I tested it on my machine and it works.
beakerlib-1.9-1.fc20 has been submitted as an update for Fedora 20. https://admin.fedoraproject.org/updates/beakerlib-1.9-1.fc20
Package beakerlib-1.9-1.fc20: * should fix your issue, * was pushed to the Fedora 20 testing repository, * should be available at your local mirror within two days. Update it with: # su -c 'yum update --enablerepo=updates-testing beakerlib-1.9-1.fc20' as soon as you are able to. Please go to the following url: https://admin.fedoraproject.org/updates/FEDORA-2014-7442/beakerlib-1.9-1.fc20 then log in and leave karma (feedback).

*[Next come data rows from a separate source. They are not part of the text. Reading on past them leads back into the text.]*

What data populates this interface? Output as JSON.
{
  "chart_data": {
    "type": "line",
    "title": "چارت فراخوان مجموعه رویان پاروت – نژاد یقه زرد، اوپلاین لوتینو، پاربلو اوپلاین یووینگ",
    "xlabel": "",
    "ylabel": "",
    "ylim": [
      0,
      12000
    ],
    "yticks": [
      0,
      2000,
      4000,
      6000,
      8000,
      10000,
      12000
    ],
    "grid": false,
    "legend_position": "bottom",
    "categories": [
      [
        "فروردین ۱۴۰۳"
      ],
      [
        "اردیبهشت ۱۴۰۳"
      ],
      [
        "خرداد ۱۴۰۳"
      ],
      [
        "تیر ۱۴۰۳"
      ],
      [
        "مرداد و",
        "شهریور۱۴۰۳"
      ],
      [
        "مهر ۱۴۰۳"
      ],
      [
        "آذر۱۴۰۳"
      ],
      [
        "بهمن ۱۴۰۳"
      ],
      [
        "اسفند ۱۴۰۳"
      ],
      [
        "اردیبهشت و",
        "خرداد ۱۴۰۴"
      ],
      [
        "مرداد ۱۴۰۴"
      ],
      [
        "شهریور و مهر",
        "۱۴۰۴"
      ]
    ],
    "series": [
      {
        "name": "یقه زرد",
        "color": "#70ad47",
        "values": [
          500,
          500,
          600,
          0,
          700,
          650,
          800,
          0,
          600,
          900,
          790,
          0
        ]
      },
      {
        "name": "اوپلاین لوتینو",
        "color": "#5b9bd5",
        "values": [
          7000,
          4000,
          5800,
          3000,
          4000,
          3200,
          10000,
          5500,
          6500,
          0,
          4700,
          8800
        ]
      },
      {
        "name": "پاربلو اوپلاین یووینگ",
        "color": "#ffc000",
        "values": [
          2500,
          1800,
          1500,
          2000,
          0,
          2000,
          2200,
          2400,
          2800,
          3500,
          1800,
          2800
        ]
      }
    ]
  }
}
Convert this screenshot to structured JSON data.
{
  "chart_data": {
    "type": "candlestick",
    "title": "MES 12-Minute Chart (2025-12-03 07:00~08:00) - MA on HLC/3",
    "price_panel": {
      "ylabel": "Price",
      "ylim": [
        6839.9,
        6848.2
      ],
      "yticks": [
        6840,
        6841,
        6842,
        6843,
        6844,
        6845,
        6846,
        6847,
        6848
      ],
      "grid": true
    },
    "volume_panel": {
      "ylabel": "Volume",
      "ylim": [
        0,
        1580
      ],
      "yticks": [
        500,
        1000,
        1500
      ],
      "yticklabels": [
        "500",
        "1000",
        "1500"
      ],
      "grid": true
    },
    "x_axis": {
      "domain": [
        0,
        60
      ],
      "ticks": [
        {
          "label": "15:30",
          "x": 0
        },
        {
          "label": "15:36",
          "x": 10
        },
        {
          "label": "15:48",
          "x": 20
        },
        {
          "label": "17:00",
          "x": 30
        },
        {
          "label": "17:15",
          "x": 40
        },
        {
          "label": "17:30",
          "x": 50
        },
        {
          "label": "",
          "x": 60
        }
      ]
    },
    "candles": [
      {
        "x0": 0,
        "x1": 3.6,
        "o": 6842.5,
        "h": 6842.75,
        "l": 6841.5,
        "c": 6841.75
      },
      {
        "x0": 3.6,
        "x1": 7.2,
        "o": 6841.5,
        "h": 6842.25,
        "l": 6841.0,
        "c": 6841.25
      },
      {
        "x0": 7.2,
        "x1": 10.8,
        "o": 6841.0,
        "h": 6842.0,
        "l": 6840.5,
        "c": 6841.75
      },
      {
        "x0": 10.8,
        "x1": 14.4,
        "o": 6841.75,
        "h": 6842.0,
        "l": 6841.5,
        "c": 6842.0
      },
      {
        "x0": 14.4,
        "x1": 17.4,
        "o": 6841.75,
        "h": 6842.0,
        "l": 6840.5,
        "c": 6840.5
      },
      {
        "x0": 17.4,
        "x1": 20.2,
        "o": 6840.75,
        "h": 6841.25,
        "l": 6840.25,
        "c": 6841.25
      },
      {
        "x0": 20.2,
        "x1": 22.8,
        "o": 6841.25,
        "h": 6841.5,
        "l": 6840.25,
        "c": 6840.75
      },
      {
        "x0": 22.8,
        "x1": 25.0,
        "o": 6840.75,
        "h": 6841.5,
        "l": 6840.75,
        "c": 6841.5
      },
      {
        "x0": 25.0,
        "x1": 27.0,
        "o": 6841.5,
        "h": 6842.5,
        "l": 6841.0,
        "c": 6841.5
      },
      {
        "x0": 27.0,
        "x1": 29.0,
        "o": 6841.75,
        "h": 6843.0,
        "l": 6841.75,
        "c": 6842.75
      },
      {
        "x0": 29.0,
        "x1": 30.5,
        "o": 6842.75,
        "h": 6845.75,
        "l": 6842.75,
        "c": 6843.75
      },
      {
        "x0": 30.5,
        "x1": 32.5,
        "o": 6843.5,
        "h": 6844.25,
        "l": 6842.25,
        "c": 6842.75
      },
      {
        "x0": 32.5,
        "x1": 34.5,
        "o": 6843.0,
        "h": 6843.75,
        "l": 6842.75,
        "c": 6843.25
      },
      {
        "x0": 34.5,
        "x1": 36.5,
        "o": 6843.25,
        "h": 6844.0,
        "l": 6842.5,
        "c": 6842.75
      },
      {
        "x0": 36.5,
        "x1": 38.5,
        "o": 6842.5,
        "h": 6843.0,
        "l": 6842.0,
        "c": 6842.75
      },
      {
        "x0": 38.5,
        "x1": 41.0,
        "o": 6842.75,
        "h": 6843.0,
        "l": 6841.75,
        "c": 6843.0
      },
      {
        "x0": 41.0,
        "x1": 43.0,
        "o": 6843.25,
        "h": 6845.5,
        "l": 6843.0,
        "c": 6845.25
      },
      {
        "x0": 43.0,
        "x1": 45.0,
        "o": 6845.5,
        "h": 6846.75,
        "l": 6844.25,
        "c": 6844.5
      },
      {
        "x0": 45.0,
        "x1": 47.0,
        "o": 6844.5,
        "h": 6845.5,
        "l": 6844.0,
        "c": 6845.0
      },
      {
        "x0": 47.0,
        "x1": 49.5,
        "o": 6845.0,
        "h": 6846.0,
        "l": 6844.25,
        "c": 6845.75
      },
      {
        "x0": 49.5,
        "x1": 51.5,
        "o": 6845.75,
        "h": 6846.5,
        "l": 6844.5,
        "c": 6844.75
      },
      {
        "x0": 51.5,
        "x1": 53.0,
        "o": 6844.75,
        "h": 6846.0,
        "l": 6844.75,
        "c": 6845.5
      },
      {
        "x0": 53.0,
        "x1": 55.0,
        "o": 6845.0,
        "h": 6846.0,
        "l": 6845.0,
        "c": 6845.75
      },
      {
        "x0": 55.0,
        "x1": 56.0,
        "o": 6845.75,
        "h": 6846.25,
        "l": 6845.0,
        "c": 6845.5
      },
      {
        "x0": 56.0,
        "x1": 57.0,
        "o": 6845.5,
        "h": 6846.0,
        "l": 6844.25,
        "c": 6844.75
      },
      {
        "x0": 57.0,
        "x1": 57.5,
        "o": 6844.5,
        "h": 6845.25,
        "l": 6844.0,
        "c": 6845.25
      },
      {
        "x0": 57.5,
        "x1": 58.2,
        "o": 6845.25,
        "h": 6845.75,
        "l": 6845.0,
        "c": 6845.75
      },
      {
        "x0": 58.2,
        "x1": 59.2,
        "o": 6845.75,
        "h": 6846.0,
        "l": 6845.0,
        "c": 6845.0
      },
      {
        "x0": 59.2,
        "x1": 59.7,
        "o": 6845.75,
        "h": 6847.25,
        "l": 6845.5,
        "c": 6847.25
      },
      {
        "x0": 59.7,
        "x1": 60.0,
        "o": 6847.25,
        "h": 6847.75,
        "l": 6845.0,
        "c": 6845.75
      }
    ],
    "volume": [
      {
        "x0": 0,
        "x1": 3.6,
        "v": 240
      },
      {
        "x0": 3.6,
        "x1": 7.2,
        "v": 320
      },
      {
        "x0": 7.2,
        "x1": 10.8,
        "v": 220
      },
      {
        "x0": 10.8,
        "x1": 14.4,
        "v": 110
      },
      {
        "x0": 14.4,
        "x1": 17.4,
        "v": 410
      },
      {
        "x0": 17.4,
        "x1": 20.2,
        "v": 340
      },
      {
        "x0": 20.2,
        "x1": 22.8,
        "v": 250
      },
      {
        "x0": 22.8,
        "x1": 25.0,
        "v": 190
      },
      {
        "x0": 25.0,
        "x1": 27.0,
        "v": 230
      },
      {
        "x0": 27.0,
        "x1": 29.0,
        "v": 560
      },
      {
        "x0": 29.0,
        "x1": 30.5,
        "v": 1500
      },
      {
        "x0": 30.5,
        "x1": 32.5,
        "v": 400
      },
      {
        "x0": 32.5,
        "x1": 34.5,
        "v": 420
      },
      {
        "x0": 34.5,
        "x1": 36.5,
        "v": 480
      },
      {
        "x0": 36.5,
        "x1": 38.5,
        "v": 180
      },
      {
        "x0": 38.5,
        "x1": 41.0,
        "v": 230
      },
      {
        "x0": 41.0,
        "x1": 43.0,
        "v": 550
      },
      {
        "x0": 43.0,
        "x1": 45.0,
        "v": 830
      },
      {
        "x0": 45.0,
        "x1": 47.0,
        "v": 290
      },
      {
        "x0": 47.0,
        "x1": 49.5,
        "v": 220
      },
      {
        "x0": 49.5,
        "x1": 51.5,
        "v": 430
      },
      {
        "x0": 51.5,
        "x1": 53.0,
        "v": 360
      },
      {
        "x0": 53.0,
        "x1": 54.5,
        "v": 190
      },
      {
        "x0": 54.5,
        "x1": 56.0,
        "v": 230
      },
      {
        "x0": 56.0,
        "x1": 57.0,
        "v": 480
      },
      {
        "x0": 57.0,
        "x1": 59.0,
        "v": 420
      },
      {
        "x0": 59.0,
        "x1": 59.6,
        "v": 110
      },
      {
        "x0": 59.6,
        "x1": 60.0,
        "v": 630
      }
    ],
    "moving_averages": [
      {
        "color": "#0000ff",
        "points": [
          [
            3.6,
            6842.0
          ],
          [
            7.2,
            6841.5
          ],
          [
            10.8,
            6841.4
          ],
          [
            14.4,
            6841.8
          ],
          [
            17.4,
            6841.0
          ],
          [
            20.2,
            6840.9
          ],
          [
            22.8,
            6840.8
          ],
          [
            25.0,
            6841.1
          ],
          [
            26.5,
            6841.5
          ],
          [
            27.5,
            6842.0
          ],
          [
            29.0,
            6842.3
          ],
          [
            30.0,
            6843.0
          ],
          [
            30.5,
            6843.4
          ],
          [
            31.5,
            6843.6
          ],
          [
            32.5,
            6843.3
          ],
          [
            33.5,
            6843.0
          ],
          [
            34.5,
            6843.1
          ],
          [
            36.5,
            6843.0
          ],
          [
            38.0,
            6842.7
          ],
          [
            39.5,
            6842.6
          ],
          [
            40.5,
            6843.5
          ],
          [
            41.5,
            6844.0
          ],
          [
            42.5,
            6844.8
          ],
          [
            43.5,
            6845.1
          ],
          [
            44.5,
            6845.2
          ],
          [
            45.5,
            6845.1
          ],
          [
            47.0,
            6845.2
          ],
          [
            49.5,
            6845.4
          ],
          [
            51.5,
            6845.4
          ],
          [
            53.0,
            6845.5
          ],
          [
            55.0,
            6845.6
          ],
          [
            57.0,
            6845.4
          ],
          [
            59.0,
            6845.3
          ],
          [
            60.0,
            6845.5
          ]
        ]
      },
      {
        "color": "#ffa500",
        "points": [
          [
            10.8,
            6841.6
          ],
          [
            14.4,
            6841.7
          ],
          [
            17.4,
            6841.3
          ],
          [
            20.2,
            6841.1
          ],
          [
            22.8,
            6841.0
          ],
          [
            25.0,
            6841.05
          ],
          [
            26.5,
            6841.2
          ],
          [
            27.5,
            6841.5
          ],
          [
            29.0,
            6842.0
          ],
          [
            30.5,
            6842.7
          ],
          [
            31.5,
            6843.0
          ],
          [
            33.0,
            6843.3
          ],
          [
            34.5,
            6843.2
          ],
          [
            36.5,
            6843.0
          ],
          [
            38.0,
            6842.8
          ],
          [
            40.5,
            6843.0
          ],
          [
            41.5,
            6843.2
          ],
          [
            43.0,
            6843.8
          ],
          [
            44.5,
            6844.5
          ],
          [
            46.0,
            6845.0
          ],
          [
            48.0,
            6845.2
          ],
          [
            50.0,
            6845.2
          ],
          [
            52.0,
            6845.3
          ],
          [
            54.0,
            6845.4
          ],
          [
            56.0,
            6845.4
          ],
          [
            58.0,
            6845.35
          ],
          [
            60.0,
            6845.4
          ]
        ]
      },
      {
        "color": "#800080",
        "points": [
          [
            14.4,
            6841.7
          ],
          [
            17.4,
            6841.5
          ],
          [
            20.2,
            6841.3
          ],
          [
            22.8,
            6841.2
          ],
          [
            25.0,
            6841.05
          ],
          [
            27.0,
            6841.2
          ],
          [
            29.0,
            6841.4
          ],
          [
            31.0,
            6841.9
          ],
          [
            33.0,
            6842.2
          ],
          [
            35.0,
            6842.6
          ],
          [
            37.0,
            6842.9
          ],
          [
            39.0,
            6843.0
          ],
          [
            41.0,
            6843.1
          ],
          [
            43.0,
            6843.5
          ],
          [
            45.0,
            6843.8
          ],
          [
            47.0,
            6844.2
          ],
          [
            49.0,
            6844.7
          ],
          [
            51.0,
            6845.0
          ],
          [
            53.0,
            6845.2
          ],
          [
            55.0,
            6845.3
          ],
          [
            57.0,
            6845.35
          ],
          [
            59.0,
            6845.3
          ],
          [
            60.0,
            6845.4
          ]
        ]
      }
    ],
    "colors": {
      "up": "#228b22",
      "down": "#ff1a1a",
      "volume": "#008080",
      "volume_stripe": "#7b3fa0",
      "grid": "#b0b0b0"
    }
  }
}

beakerlib-1.9-2.fc20 has been submitted as an update for Fedora 20. https://admin.fedoraproject.org/updates/beakerlib-1.9-2.fc20
Please consider the package fixing this bug available in Fedora stable repos once bz1116308 is closed and RHEL stable repos once bz1116317 is closed. Fixed in: beakerlib-1.9-2.fc19 beakerlib-1.9-2.fc20 beakerlib-1.9-2.fc21 beakerlib-1.9-3.el5 beakerlib-1.9-2.el6 beakerlib-1.9-2.el7
beakerlib-1.9-3.fc20 has been submitted as an update for Fedora 20. https://admin.fedoraproject.org/updates/beakerlib-1.9-3.fc20
beakerlib-1.9-3.fc20 has been pushed to the Fedora 20 stable repository. If problems still persist, please make note of it in this bug report.